New Delhi (Sputnik) — The humanitarian crisis in Southeast Asia triggered by the exodus of Rohingya Muslims from Myanmar to other countries including Bangladesh and India has created a situation wherein Chinese diplomacy has had a clear edge over that of India.
"The deal to repatriate Rohingya refugees from Bangladesh is certainly full of hurdles but it marks a point in the crisis when China reinforced its primus inter pares image in India's so-called traditional sphere of influence," Prof Swaran Singh of School of International Studies in Jawaharlal Nehru University told Sputnik.
Close to the heels of this diplomatic success, Beijing hosted State Counsellor of Myanmar Aung San Suu Kyi in the first week of December. China and Myanmar on the occasion of the summit meeting are reported to have come closer to negotiate the China-Myanmar economic corridor. The development is in contrast to the proposed Bangladesh-China-India-Myanmar (BCIM) connectivity project. Myanmar's Army Chief General Min Aung Hlaing had also visited China in the last week of November.
"China had steadily backed Myanmar's counter-insurgency operation and on the other hand has helped in the repatriation of the refuges. When UN General Assembly resolution condemned Myanmar on Rohingya crisis, China opposed it while India only abstained. China's credibility in financing, building, delivering and managing mega projects in South Asia provides it a clear edge over India. Although India is engaged in humanitarian help and relief, it still looks like India is missing in action, Swaran Singh told Sputnik.

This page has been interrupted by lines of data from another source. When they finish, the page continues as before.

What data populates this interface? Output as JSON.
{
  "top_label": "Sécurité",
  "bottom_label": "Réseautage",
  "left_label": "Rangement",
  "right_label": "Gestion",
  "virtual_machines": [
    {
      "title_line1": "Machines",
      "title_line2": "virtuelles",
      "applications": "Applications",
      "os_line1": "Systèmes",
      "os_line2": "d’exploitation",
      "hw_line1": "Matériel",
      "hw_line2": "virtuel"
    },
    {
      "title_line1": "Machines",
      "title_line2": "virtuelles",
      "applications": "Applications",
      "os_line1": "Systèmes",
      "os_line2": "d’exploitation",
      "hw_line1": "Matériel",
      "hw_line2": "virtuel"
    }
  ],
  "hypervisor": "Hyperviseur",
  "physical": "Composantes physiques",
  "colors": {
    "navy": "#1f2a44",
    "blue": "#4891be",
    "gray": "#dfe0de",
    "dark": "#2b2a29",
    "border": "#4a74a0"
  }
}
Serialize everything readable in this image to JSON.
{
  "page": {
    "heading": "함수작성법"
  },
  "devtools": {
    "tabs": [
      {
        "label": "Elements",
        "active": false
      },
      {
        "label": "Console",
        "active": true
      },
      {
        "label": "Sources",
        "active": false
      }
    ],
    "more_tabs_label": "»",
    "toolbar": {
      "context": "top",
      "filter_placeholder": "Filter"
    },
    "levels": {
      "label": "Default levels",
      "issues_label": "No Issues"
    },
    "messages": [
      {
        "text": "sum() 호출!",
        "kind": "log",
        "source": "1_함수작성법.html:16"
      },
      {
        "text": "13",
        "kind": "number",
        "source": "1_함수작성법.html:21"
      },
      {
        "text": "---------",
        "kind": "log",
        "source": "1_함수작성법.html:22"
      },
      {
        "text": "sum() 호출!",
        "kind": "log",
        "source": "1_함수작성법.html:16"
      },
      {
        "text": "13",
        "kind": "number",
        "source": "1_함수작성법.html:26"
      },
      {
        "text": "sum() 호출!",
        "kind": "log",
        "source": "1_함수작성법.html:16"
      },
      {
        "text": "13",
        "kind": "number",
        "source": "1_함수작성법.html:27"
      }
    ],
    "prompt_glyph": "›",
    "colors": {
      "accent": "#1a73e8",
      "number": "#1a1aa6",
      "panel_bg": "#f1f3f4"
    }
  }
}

"On matters of International forums, Myanmar knows that China will be of more help to it than India especially when it comes to the UN Security Council owing to its veto powers. It seems that Myanmar feels it is in their interest to be nearer to Beijing than New Delhi," foreign studies expert and international studies professor, Delwar Hossain of Dhaka University told Sputnik.
About 600,000 Rohingya Muslims fled to Bangladesh and some to India after militant attacks by the Arakan Rohingya Salvation Army (ARSA) in August prompted military counter-insurgency operations.